L'institution avance que le secteur financier marocain n’a pas répondu aux besoins de nombreuses entreprises innovantes à fort potentiel de croissance, notamment dans les premières phases de leur développement; en lien principalement avec le niveau élevé des garanties exigées lors d'une demande de prêt.

"91% des prêts font appel à des garanties financières au Maroc, et les banques exigent des niveaux de garantie supérieurs à 220% en moyenne de la part des petites entreprises", indique le rapport.

Celui-ci ajoute que la Caisse Centrale de Garantie (CCG) dispose de nombreux outils pour soutenir les prêts bancaires aux PME par le biais de garanties, mais que ces outils s’adressent principalement aux entreprises ayant un flux de revenus existant et un historique d’au moins 3 ans.

Si l’accès au financement des PME établies s'est amélioré, "les besoins de financement des jeunes entreprises et des entreprises en phase de démarrage et de développement initial sont encore peu couverts, bien que le gouvernement travaille avec la communauté du développement et le secteur privé pour combler ce manque", ajoute la même source.

Un marché des capitaux en berne

D'une autre part, le document de la Banque mondiale relève un écart important entre le système bancaire "bien développé" au Maroc, et le faible développement du marché des actions.

"Les instruments de financement à long terme, le financement par actions et les marchés des capitaux sont sous-développés au Maroc", souligne le document. "Bien que la Bourse de Casablanca soit le deuxième marché d’Afrique, les entreprises l’utilisent rarement pour lever des capitaux".

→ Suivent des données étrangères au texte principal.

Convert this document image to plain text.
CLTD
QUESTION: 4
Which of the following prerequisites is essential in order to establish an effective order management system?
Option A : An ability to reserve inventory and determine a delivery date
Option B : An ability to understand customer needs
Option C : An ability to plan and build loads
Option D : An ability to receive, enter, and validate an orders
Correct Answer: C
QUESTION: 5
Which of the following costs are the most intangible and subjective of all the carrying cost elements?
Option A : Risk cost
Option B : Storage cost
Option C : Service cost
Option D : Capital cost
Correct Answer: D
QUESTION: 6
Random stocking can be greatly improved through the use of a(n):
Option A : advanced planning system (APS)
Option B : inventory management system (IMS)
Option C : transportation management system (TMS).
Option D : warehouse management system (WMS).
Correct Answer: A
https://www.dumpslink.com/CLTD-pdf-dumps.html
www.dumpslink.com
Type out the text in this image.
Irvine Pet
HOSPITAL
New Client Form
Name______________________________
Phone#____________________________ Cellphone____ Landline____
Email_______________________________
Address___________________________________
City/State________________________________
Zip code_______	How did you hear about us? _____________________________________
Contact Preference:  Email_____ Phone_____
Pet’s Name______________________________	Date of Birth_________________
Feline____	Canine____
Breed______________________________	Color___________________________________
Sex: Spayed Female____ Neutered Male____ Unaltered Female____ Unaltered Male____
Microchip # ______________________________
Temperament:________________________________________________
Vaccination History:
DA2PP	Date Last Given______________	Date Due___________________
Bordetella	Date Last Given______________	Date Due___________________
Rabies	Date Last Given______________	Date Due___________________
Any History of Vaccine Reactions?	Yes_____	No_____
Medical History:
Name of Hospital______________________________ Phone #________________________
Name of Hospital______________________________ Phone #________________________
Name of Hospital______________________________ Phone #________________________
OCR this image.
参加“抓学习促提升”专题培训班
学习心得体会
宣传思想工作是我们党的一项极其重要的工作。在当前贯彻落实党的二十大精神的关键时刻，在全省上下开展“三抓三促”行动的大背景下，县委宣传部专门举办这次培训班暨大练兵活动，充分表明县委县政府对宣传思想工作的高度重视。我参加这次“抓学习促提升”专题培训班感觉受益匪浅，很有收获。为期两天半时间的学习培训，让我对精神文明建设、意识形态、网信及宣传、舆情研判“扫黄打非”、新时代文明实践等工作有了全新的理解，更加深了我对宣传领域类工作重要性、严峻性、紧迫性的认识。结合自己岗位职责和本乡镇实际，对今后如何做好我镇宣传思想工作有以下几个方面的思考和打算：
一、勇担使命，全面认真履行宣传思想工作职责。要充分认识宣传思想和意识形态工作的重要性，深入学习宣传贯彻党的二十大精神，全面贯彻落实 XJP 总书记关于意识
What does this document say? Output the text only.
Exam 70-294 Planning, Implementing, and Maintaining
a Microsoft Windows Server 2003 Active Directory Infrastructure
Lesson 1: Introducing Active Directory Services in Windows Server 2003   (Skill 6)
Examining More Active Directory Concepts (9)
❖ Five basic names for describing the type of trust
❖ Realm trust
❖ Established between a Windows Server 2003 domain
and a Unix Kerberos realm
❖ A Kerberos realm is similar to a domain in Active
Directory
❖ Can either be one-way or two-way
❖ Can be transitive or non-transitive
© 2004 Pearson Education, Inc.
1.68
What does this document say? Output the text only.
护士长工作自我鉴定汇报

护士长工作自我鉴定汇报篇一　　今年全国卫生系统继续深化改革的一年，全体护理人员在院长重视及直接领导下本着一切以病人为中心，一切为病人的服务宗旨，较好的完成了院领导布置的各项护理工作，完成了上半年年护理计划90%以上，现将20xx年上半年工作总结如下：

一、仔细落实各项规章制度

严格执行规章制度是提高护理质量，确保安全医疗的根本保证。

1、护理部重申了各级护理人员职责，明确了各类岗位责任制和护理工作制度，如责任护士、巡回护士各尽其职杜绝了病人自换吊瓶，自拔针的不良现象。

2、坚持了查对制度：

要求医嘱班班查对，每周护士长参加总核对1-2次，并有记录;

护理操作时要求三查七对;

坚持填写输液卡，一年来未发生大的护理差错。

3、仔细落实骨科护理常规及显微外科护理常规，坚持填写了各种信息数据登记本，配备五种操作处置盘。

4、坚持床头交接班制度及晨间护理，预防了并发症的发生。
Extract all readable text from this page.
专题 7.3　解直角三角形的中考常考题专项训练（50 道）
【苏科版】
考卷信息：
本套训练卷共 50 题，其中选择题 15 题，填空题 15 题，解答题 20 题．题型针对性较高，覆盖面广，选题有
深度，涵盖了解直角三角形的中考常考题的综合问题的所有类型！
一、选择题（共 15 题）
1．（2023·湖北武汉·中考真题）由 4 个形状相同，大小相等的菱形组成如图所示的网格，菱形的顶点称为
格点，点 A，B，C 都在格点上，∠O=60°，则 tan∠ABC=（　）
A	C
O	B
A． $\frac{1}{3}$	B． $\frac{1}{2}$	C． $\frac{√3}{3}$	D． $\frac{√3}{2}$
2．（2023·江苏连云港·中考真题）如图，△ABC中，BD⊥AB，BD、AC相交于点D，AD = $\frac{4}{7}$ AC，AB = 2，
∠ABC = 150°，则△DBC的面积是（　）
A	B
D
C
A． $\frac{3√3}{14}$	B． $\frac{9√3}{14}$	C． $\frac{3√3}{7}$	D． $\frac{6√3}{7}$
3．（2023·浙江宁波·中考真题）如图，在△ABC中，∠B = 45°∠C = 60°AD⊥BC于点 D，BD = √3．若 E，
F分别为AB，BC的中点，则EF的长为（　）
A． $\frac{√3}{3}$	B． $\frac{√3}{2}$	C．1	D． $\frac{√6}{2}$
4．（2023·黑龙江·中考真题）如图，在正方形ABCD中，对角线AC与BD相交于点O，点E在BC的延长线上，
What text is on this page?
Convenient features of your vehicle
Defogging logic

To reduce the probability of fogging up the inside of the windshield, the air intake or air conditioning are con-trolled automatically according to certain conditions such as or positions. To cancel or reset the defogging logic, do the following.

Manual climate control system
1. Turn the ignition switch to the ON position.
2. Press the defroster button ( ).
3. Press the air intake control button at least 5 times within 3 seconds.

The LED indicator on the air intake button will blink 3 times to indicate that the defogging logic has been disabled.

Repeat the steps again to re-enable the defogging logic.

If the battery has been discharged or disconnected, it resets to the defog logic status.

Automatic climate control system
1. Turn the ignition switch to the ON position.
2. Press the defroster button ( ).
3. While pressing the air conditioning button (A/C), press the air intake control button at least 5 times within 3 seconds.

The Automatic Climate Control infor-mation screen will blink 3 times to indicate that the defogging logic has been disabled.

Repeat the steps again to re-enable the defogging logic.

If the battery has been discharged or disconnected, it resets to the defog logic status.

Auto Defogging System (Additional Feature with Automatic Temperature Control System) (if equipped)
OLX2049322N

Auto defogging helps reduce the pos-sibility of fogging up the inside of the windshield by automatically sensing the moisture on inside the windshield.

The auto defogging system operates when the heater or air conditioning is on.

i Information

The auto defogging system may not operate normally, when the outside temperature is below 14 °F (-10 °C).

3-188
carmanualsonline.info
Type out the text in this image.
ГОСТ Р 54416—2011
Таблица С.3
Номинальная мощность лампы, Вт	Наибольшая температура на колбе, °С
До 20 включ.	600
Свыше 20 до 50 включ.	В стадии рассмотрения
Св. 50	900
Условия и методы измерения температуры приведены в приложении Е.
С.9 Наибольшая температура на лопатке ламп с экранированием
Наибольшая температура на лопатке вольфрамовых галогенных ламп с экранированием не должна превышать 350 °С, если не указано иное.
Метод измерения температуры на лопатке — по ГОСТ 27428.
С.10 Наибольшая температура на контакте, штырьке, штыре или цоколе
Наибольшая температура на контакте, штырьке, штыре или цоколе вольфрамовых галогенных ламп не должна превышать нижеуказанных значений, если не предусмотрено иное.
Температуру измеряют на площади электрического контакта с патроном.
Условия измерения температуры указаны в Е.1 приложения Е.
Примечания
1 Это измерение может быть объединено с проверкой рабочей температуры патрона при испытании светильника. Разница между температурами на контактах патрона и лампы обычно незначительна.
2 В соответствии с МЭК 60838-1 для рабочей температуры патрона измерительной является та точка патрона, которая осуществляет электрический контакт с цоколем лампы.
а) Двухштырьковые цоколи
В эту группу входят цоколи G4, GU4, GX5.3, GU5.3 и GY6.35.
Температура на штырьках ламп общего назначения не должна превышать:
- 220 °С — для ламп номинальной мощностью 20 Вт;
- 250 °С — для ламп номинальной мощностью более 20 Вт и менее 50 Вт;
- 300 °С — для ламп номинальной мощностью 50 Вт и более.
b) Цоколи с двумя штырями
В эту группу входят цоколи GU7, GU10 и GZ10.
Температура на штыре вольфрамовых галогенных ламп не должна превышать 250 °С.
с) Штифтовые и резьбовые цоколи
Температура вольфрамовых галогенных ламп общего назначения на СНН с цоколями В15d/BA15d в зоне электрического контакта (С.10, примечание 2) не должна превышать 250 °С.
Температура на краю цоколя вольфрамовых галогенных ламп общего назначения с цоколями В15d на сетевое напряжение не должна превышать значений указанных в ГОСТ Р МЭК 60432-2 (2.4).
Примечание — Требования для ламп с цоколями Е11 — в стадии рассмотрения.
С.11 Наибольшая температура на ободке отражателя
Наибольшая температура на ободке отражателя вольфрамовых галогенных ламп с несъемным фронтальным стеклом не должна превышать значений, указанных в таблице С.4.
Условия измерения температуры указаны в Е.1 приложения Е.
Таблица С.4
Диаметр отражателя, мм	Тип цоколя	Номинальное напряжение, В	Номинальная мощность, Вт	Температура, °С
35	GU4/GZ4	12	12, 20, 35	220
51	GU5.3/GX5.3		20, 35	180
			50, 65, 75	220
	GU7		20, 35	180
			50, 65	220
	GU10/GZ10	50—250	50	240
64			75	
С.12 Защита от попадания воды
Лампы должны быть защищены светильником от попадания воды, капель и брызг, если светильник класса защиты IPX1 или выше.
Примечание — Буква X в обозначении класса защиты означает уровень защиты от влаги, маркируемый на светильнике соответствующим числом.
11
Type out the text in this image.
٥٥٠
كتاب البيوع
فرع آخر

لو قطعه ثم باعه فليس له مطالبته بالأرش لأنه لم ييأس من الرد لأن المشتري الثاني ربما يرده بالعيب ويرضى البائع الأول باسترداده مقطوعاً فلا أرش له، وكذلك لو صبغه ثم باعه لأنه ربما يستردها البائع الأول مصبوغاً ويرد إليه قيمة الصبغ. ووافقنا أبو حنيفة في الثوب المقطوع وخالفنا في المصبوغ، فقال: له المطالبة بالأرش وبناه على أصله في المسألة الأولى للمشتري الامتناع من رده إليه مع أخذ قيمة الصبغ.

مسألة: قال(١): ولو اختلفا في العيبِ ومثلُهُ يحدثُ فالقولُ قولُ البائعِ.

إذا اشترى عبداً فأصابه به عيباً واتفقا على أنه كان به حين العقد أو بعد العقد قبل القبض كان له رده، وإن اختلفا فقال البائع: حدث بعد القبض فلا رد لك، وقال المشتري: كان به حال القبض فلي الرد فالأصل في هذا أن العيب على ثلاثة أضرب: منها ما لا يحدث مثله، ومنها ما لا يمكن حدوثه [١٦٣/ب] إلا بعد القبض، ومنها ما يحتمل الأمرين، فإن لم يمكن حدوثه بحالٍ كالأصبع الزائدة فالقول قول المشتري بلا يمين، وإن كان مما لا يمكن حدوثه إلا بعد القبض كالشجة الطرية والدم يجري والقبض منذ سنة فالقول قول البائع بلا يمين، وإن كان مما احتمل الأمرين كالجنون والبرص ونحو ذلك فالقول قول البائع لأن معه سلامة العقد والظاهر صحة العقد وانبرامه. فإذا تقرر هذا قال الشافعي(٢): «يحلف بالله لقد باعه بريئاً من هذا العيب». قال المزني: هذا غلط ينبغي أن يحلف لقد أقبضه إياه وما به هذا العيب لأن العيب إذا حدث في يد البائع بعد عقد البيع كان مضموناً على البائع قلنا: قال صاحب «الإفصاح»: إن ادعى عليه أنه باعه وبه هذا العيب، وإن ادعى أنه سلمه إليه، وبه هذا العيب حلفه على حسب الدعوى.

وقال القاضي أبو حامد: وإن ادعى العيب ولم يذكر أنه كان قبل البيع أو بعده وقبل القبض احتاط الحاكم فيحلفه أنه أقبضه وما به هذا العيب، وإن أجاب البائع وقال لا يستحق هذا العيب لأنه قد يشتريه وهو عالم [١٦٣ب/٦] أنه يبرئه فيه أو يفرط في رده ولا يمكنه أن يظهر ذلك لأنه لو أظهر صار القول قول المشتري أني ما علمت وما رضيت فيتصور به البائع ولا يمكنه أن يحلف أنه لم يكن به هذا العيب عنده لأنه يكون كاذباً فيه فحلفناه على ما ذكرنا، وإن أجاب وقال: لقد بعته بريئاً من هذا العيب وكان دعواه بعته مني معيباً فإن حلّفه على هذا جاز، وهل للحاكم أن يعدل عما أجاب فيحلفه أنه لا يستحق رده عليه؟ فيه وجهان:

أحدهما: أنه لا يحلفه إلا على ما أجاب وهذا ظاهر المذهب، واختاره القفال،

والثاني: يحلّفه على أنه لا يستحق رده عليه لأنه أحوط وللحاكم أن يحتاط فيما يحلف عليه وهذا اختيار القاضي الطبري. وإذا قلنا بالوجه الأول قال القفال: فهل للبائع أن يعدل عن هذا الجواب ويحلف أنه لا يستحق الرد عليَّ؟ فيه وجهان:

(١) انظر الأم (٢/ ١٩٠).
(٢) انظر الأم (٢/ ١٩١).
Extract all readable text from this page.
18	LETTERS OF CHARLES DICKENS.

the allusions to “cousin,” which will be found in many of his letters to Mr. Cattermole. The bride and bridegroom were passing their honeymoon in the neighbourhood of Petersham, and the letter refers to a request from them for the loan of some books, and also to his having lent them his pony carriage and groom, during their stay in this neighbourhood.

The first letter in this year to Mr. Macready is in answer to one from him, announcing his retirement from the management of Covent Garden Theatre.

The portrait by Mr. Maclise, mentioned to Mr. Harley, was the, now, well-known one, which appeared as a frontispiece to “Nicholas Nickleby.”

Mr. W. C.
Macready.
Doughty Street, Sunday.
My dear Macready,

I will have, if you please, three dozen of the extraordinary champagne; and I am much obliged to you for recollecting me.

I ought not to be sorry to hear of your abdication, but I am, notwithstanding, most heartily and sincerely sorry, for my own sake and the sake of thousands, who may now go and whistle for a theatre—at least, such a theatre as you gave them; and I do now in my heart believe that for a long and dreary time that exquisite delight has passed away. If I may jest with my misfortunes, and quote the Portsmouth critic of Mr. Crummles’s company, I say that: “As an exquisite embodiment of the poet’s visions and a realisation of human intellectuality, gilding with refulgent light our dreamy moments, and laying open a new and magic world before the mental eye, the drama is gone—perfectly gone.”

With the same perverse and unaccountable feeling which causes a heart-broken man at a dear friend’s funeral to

"Les liquidités sont rares et la Bourse casablancaise manque de nouveaux émetteurs" ajoute la même source, qui avance également que les moyennes et grandes entreprises familiales financent généralement leur croissance avec leurs bénéfices, et sont souvent réticentes à partager les informations concernant leur capital et leur gouvernance.

La Banque mondiale rappelle néanmoins le rôle que pourraient jouer les marchés des capitaux à faciliter l'accès des PME à des financements à long terme en mobilisant les investisseurs institutionnels.

Elle explique que la CCG jouerait un rôle clé à cet égard en fournissant, par exemple, des garanties à un portefeuille de prêts aux PME, en complément des garanties directes qu’elle accorde actuellement pour les prêts aux PME: "Ceci pourrait par exemple se faire en créant un portefeuille de prêts aux PME qui pourrait ensuite être titrisé et garanti par la CCG", avance-t-elle.

Elle ajoute: "Ce type de mutualisation n’existe pas encore au Maroc, mais pourrait être un moyen moins coûteux d’accorder des crédits aux PME et pourrait permettre d’allonger les échéances".

L'insitution de Bretton Woods évoque par ailleurs d'autres possibilités, comprenant des émissions obligataires groupées pour les PME, des garanties pour le développement du secteur du capital-risque et le soutien à l’introduction en bourse des PME par la création de compartiments spécialisés à la Bourse de Casablanca.